Wednesday, August 3, 2011

Tehachapi Wind Project Under Scrutiny for Eagle Deaths

Update: The tally of known Golden Eagle deaths at the Pine Tree wind project site has risen to eight as of early 2012.

A massive wind energy facility in California's Tehachapi Mountains has killed many migratory and special status birds, including at least 6 golden eagles, according to the Los Angeles Department of Water and Power.  The bird mortality has prompted an investigation by the US Fish and Wildlife Service since the facility's bird mortality is far higher than most wind projects, according to the LA Times, and may result in prosecution if the inquiry finds violations of the Bald and Golden Eagle Protection Act.

The 12 square-mile Pine Tree Wind Project has only been in operation for 3 years in the mountains bordering the western Mojave Desert, and its unforeseen destructive impact on bird life should be a warning sign for local and Federal officials considering applications for several more facilities in the area.

The environmental impact study for the Pine Tree Wind Project conducted before construction began had this to say about estimated bird mortality at the site:
Based on a comparison of the use of the Pine Tree project site by birds relative to other existing wind developments, fatalities are predicted to be at the low end of that quantified elsewhere for both raptors and songbirds.
How exactly did we end up estimating low impacts on special status birds and golden eagles in the environmental impact statement, and end up with a US Fish and Wildlife investigation a relatively short time later?  Since the opening of the facility, the Bureau of Land Management has received proposals for projects that would add approximately 200 square-miles of additional wind turbines in the area, including the Jawbone, Saltdale, and Barren Ridge wind projects.

A representative of the Los Angeles Audubon told the LA Times that “[w]e must deal with the problem right now because Pine Tree is only one of several industrial energy developments proposed for that area over the next five to 10 years. Combined, they have the potential to wipe this large, long-lived species out of the sky.”

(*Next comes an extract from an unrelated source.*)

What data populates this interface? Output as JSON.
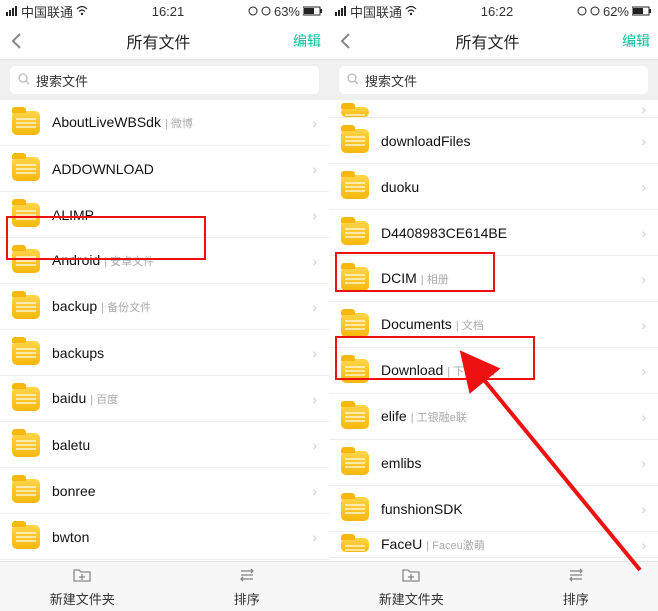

Hillsides in the western Mojave Desert pictured above before the construction of 80 wind turbines for the Pine Tree Wind Energy project.  Photo from the LADWP EIS.
After construction.  Each blade is 123 feet long, and the turbines are as tall as a 30 story building.
Such massive industrialization and resulting bird deaths will have ripple effects on surrounding ecosystems--hundreds of square miles of desert and mountainous habitat--that we are only just beginning to understand.  Yet, the Department of Interior seems to be intent on fast-tracking environmental review and weakening guidelines for the wind energy industry. 

With research indicating that wind turbines currently kill at least 440,000 birds each year, a number expected to climb to 1 million birds per year by 2020, shouldn't we be taking a smarter and less regrettable renewable energy path, such as distributed solar generation?